Sekarang ia memiliki  20 orang karyawan yang ada di berbagai bidang seperti bidang programming, assembling, desain, quality control (QC), dan lain-lain dengan  sekitar 10 customer yang terdiri dari perusahaan-perusahaan seperti PT INKA, Politeknik  ATMI (Akademi Teknik Mesin Industri) Surakarta, produsen lemari plastik dari Surabaya, perusahaan wadah tempat bedak dari Semarang, perusahaan kemasan saos sambal dan lain-lain. “Saya banyak rekrut karyawan dari mereka yang PKL (Praktek Kerja Lapangan-red) di sini. Ada juga tetangga dekat perusahaan yang mencari kerja,”tuturnya seraya menambahkan, . “Selama dia mau belajar meski pun dari nol diterima, yang penting bisa kerja. Alhamdulillah jarang ada yang keluar dari sini,”ungkap Sutarmin.

Dengan customer dia akui hubungannya  sangat dekat sudah seperti saudara dan saling bantu.  “Dengan customer yang  di Surabaya sudah berjalan 10 tahun  lebih. Mereka sudah jadi teman. Jalin kerjasama dengan banyak orang. Itu  manfaat banyak teman saling kasih masukan dan saling dapat pekerjaan,”ungkap Sutarmin tentang jejaring bisnisnya.

Demikian ketika bergabung dengan YDBA. Yang dulunya tidak  kenal sekarang menjadi kenal hingga terbentuknya jaringan sesama UMKM  di Solo. “Saya kan bukan orang teknik.  Sementara  UMKM bengkel di Solo hampir semuanya orang teknik dan hampir berpendidikan tinggi semua. Saya kan enggak!

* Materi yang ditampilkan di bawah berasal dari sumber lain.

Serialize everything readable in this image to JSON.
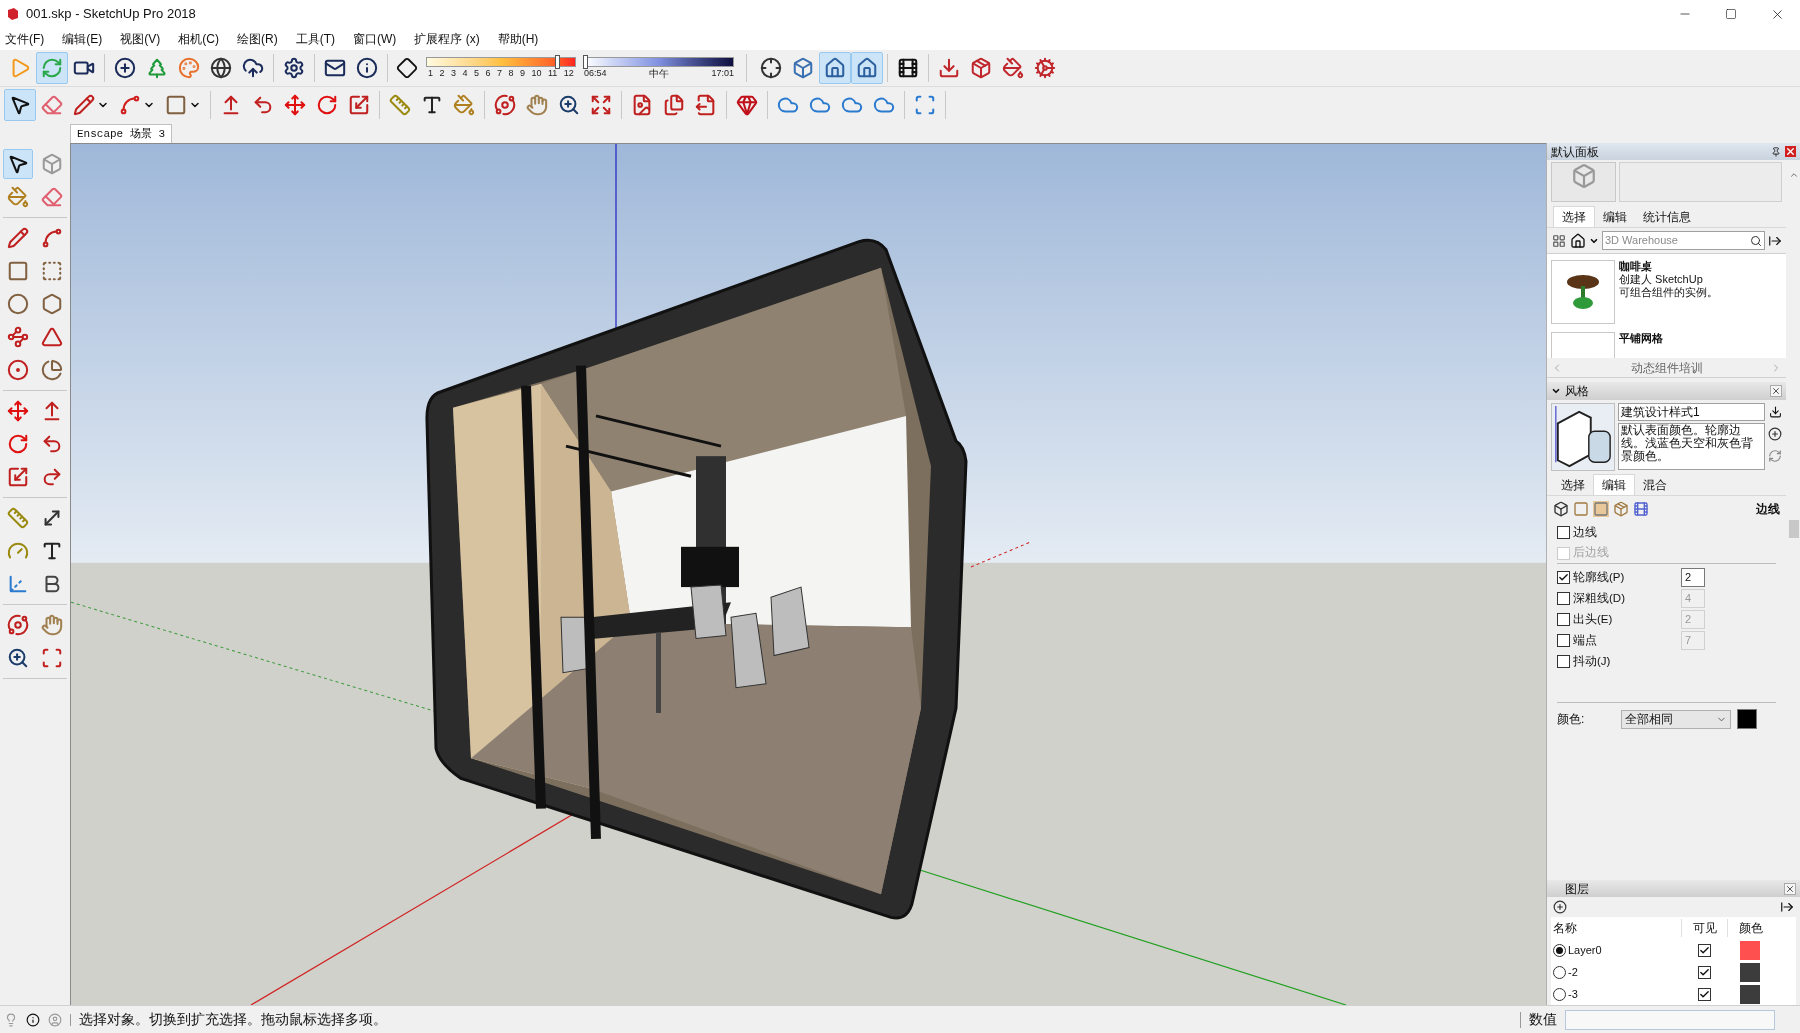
{
  "window": {
    "title": "001.skp - SketchUp Pro 2018"
  },
  "menu": [
    "文件(F)",
    "编辑(E)",
    "视图(V)",
    "相机(C)",
    "绘图(R)",
    "工具(T)",
    "窗口(W)",
    "扩展程序 (x)",
    "帮助(H)"
  ],
  "toolbar_top": {
    "buttons_left": [
      {
        "selected": false
      },
      {
        "selected": true
      },
      {
        "selected": false
      },
      {
        "selected": false
      },
      {
        "selected": false
      },
      {
        "selected": false
      },
      {
        "selected": false
      },
      {
        "selected": false
      },
      {
        "selected": false
      },
      {
        "selected": false
      },
      {
        "selected": false
      }
    ],
    "month_slider": {
      "labels": [
        "1",
        "2",
        "3",
        "4",
        "5",
        "6",
        "7",
        "8",
        "9",
        "10",
        "11",
        "12"
      ],
      "level": 0.88
    },
    "time_slider": {
      "start": "06:54",
      "middle": "中午",
      "end": "17:01",
      "level": 0.0
    },
    "buttons_right": [
      {
        "selected": false
      },
      {
        "selected": false
      },
      {
        "selected": true
      },
      {
        "selected": true
      },
      {
        "selected": false
      },
      {
        "selected": false
      },
      {
        "selected": false
      },
      {
        "selected": false
      },
      {
        "selected": false
      }
    ]
  },
  "toolbar_second": {
    "buttons": [
      {
        "selected": true
      },
      {
        "selected": false
      },
      {
        "selected": false
      },
      {
        "selected": false
      },
      {
        "selected": false
      },
      {
        "selected": false
      },
      {
        "selected": false
      },
      {
        "selected": false
      },
      {
        "selected": false
      },
      {
        "selected": false
      },
      {
        "selected": false
      },
      {
        "selected": false
      },
      {
        "selected": false
      },
      {
        "selected": false
      },
      {
        "selected": false
      },
      {
        "selected": false
      },
      {
        "selected": false
      },
      {
        "selected": false
      },
      {
        "selected": false
      },
      {
        "selected": false
      },
      {
        "selected": false
      },
      {
        "selected": false
      },
      {
        "selected": false
      },
      {
        "selected": false
      },
      {
        "selected": false
      },
      {
        "selected": false
      }
    ]
  },
  "scene_tabs": [
    {
      "label": "Enscape 场景 3",
      "selected": true
    }
  ],
  "left_toolbar": {
    "buttons": [
      {
        "selected": true
      },
      {
        "selected": false
      },
      {
        "selected": false
      },
      {
        "selected": false
      },
      {
        "selected": false
      },
      {
        "selected": false
      },
      {
        "selected": false
      },
      {
        "selected": false
      },
      {
        "selected": false
      },
      {
        "selected": false
      },
      {
        "selected": false
      },
      {
        "selected": false
      },
      {
        "selected": false
      },
      {
        "selected": false
      },
      {
        "selected": false
      },
      {
        "selected": false
      },
      {
        "selected": false
      },
      {
        "selected": false
      },
      {
        "selected": false
      },
      {
        "selected": false
      },
      {
        "selected": false
      },
      {
        "selected": false
      },
      {
        "selected": false
      },
      {
        "selected": false
      },
      {
        "selected": false
      },
      {
        "selected": false
      },
      {
        "selected": false
      },
      {
        "selected": false
      },
      {
        "selected": false
      },
      {
        "selected": false
      }
    ]
  },
  "tray": {
    "title": "默认面板",
    "components": {
      "tabs": [
        {
          "label": "选择",
          "selected": true
        },
        {
          "label": "编辑",
          "selected": false
        },
        {
          "label": "统计信息",
          "selected": false
        }
      ],
      "search": {
        "placeholder": "3D Warehouse"
      },
      "items": [
        {
          "title": "咖啡桌",
          "author": "创建人 SketchUp",
          "description": "可组合组件的实例。"
        },
        {
          "title": "平铺网格"
        }
      ],
      "collection": "动态组件培训"
    },
    "styles": {
      "title": "风格",
      "expanded": true,
      "name": "建筑设计样式1",
      "description": "默认表面颜色。轮廓边线。浅蓝色天空和灰色背景颜色。",
      "tabs": [
        {
          "label": "选择",
          "selected": false
        },
        {
          "label": "编辑",
          "selected": true
        },
        {
          "label": "混合",
          "selected": false
        }
      ],
      "section_label": "边线",
      "options": [
        {
          "label": "边线",
          "checked": false,
          "disabled": false
        },
        {
          "label": "后边线",
          "checked": false,
          "disabled": true
        },
        {
          "label": "轮廓线(P)",
          "checked": true,
          "disabled": false,
          "value": "2"
        },
        {
          "label": "深粗线(D)",
          "checked": false,
          "disabled": false,
          "value": "4"
        },
        {
          "label": "出头(E)",
          "checked": false,
          "disabled": false,
          "value": "2"
        },
        {
          "label": "端点",
          "checked": false,
          "disabled": false,
          "value": "7"
        },
        {
          "label": "抖动(J)",
          "checked": false,
          "disabled": false
        }
      ],
      "color_label": "颜色:",
      "color_mode": "全部相同"
    },
    "layers": {
      "title": "图层",
      "columns": [
        "名称",
        "可见",
        "颜色"
      ],
      "rows": [
        {
          "name": "Layer0",
          "selected": true,
          "visible": true,
          "color": "#ff5050"
        },
        {
          "name": "-2",
          "selected": false,
          "visible": true,
          "color": "#3c3c3c"
        },
        {
          "name": "-3",
          "selected": false,
          "visible": true,
          "color": "#3c3c3c"
        }
      ]
    }
  },
  "status_bar": {
    "message": "选择对象。切换到扩充选择。拖动鼠标选择多项。",
    "measurements_label": "数值"
  }
}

Saya lulus SMP langsung dagang,”kata Sutarmin sambil tertawa.

Ia menjelaskan, banyak manfaat bergabung dengan YDBA.  Diantaranya ia diajarkan tentang cara proses kerja, cara menghitung usaha, menghasilkan produk yang berkualitas dan  bagaimana membangun  SDM (sumber daya manusia-red). “Diajarkan proses produksi mulai dari penawaran sampai pengiriman, QC, keuangan, dan lain-lain. Banyak kok manfaatnya bergabung dengan YDBA,”ujarnya yang  mengenal YDBA karena ajakan seorang teman yang juga UMKM di Solo.

Sutarmin menambahkan, sebelum tahu YDBA,  ia  memang tidak mengenal banyak UMKM Solo dan ia bersyukur  ketika memulai usaha pembuatan mold, saat itu belum ada UMKM yang memiliki mesin bubut CNC di Solo.  “Tapi sekarang sudah banyak yang punya mesin bubut ini,”ujarnya seraya menambahkan tidak takut dengan persaingan karena saat ini ia memiliki banyak customer di beberapa daerah seperti Semarang, Surabaya, Solo dan Yogyakarta yang sudah menjadi teman. “Bahkan kami subcon juga ke yang lain kalau sedang banyak kerjaan. Yang kosong kita kasih kerjaan. Banyak teman saling memberi masukan dan saling memberi pekerjaan. Banyak manfaat kalau banyak teman,”tambahnya.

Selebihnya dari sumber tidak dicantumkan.